CHARPENTIER, M.A.: ACTÉON

 

Charpentier: Actéon. Dominique Visse (ct), Agnès Mellon (s), Guillemette Laurens (ms), Jill Feldman (s), Françoise Paul (s); Le marriage forcé (ged.). Michel Laplénie (t), Philippe Cantor (t) met Les arts florissants o.l.v. William Christie. Harmonia Mundi HMX 195.1095 (46’45”). 1981

 

Enige medelijden is op zijn plaats voor de arme oude Actéon wanneer deze wordt gepakt terwijl hij zich in de bosjes verbergt voor godin Diana terwijl deze met haar volgelingen aan het baden is. Feitelijk zonder hem de gelegenheid te geven om zich nader te verklaren, verandert Diana hem in een hertenbok waarna hij door zijn eigen honden wordt verscheurd.

De korte vignet opera van Marc Antoine Charpentier is in muzikaal opzicht een verrassend rijk werk dat alle ingrediënten van de opéra lyrique bezit. Er is een overdaad aan mooie koren en dansen, terwijl de ouverture ietsafwijkt van het destijds gangbare model van Lully.

Actéon bestaat uit zes korte, contrastrijke taferelen. Het eerste is meteen het kleurigst met een jachtpartij en een levendige dans wanneer de jagers op zoek gaan naar hun buit.. De tweede scène is vriendelijker met een mooie aria voor Diana, pastorale overwegingen van haar volgelingen en een herhaald nimfenkoor dat herinnert aan Blows Venus and Adonis. Als Arthebuse, een van Diana’s gedienstigen, is Jill Feldman mooi loom wanneer ze haar liefde bezingt.

Het derde tafereel toon een peinzende Actéon die ook liefdeskwesties aan zijn hoofd heeft, maar dan helaas in een staat van déshabilllé op Diana en haar gevolg stuit. Zijn verdediging is haast ontroerend en wordt mooi vertolkt door Dominique Visse. Maar dat mag niet baten en met een plens water verandert Diane, fraai gezongen door Agnes Mello, hem in een hertenbok.

De vierde scène begint met Actéons verschrikkelijke ontdekking als hij de weerspiegeling van zichzelf in het water ziet. Hierna heeft Visse ook meteen het karakter van zijn stem aangepast: “Ma parole n’est plus qu’une confuse voix’. Volgt een treffende Sinfonie.
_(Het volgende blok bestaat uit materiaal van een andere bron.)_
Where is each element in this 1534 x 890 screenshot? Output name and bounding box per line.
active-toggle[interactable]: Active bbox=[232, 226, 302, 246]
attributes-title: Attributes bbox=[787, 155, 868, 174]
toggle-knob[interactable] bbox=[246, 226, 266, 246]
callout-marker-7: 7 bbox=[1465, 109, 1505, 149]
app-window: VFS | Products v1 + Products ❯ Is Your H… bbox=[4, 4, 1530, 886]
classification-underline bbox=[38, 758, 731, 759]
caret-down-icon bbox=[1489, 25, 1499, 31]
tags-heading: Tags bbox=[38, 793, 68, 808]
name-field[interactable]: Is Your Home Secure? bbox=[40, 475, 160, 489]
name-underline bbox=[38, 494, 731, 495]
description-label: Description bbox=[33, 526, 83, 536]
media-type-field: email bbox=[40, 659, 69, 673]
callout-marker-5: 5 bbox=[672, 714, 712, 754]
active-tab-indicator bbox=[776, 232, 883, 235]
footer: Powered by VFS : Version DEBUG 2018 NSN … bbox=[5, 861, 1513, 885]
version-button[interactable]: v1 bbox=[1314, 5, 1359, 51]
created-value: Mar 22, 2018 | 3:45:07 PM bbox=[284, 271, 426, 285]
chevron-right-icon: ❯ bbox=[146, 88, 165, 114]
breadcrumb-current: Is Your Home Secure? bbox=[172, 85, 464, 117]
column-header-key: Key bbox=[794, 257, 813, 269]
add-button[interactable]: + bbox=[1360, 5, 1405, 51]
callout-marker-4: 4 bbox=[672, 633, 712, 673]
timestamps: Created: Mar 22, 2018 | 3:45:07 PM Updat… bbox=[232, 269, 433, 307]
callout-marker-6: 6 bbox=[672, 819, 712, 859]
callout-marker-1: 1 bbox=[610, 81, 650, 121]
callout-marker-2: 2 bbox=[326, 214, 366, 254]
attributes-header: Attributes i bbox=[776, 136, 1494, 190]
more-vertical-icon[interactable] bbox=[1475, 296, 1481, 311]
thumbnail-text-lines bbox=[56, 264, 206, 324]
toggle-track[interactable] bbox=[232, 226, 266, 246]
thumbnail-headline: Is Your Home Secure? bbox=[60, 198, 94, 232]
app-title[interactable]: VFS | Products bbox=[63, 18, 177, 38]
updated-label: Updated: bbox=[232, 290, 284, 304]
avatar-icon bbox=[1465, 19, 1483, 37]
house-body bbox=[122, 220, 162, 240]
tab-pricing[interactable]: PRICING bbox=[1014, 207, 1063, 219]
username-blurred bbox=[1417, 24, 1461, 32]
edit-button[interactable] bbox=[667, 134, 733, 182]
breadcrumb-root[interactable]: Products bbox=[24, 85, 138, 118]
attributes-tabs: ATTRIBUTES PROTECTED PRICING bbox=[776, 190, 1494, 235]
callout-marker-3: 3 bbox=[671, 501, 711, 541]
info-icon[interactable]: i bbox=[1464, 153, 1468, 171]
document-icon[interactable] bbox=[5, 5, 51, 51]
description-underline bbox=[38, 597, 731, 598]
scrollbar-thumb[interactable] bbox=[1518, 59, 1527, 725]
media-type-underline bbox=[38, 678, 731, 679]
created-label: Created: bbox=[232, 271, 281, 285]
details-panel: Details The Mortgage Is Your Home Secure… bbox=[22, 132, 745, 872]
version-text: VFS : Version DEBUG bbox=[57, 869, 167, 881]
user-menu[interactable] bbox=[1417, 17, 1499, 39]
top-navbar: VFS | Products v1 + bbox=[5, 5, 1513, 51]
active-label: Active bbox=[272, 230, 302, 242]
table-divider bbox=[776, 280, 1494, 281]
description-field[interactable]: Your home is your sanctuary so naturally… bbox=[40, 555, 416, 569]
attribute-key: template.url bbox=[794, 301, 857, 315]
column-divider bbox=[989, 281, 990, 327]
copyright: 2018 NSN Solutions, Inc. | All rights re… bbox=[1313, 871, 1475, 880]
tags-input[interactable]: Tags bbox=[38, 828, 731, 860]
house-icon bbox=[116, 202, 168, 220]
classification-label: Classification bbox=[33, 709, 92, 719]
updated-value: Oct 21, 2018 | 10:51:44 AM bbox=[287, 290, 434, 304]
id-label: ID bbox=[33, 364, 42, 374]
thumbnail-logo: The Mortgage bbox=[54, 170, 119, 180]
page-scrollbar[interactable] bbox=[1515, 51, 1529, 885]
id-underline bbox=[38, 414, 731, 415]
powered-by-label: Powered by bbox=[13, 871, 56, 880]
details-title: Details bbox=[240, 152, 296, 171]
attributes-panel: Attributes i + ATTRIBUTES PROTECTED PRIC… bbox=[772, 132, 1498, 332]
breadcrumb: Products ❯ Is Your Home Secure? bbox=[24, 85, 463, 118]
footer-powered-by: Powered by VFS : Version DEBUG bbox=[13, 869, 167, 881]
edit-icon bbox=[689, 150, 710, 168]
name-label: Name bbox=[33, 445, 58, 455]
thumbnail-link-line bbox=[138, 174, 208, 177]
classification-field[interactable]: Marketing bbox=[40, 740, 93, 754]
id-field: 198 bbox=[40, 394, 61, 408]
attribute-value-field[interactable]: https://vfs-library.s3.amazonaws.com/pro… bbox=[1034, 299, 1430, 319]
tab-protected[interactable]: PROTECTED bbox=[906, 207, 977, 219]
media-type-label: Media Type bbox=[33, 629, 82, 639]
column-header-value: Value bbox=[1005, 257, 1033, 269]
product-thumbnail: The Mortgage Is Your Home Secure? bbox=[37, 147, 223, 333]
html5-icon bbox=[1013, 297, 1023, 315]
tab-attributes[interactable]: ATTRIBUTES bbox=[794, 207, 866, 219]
In het vijfde tafereel wordt Actéon meedogenloos door zijn eigen honden in stukken gereten en in het zesde en laatste verklaart Junon, dwingend als altijd, de jagers wat ze zojuist hebben gedaan. Een treurkoor, vermengd met boosheid van Actéons volgelingen, brengt deze opéra de chasse tot een treffend eind.

Laat het maar aan Christie over om een compositie als deze precies aan vaart, overtuigingskracht en expressie mee te geven wat het nodig heeft.